Both this week’s films operate at a pace that induces a sense of calm. Acting as a celluloid balm to help alleviate our own anxieties.
Happy choosing, happy viewing
FILM ONE: THE FALL
2006 Dir Tarsem Singh
'The Fall' is a stunning film directed by Tarsem Singh. It tells the story of a young girl named Alexandria who befriends a Hollywood stuntman, Roy. The two form a bond as Roy weaves an epic tale of adventure and fantasy, improvising as he goes. Given that the plot is essentially inconsequential - a fabrication designed to entertain a young girl - the film provides an opportunity to embrace the pure beauty of each frame.
The striking vibrancy and boldness of the palette take us to a different plane. The film serves as a panoramic space inviting us to lose ourselves within it - steadying our minds and quieting the inner narrators that follow us every second of every day.

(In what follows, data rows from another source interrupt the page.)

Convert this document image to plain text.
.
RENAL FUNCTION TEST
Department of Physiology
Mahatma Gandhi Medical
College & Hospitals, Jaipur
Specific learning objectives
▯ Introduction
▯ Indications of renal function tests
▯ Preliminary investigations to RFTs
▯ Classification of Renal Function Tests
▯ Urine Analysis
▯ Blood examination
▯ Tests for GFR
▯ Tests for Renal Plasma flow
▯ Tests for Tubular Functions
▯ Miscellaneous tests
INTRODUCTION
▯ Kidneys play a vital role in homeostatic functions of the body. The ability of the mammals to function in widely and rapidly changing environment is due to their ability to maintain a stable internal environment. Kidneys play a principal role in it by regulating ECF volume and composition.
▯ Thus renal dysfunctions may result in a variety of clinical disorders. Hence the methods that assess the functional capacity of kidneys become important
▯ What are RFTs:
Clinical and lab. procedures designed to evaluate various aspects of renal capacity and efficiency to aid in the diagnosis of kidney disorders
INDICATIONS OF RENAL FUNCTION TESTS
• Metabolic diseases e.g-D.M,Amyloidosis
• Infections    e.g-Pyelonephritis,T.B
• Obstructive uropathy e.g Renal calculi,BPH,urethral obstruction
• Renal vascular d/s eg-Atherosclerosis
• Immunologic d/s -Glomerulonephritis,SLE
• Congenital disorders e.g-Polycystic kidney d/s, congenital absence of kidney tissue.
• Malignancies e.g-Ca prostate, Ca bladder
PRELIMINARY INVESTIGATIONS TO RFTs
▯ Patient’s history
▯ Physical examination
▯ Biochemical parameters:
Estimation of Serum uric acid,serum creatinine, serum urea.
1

Filmed in over 20 countries, The Fall showcases a range of almost unearthly landscapes, from the deserts of Namibia to the Taj Mahal in India. This vast visual tapestry allows us to immerse ourselves in the film's beauty - and escape our worries for a few hours.
TL;DR Embark on a journey into the realm of imagination, see the cinematic horizon unfurl before you while getting lost in the visual splendor of a film that captivates through its sheer beauty - tranquil and serene.
*Available for a small rental fee on Amazon in the UK, not currently available in the US.
Fact: Tarsem Singh was so passionate about his vision that he predominantly self-financed the film after various backers turned him down.
FILM TWO: A GHOST STORY
2017 Dir David Lowery
'A Ghost Story' is a profound meditation on life and the passage of time, delving into themes of love, loss, and the inevitability of death. But it's not as grim or bleak as it sounds. In fact, it's a comforting, transformative watch. The leisurely pace allows us to relax - to move as the central character shuffles through the afterlife and the vastness of time.
The film's minimalist storytelling approach invites us to look inside, to either examine our own thoughts or simply observe the protagonist as they go on their journey. The ghost's journey enables us to perceive life in a completely different way - a perspective once removed. It's like letting thoughts surface in our consciousness and then letting them go, without judgment, as if from a quieter, more distant place beyond ourselves. A perspective once removed, a silver screen separating us from our buzzing minds.
Films are more than mere entertainment; they can function as potent and unexpected tools for meditation and introspection.We often use phrases like 'zone out' when choosing something to watch. We inherently understand that cinema is the ultimate form of visual meditation - even if we don't consider ourselves meditators.
TL;DR David Lowery takes us far beyond a simple ghost story and into the essence of what it means to live. Step into the shoes of the titular ghost and gain a fresh appreciation for life once you finally pass back into life.
*Available for a small rental fee on Amazon, Apple, Google and YouTube in the US as well as the UK.
Fact: Casey Affleck is indeed in every scene, even when he's entirely covered by a sheet.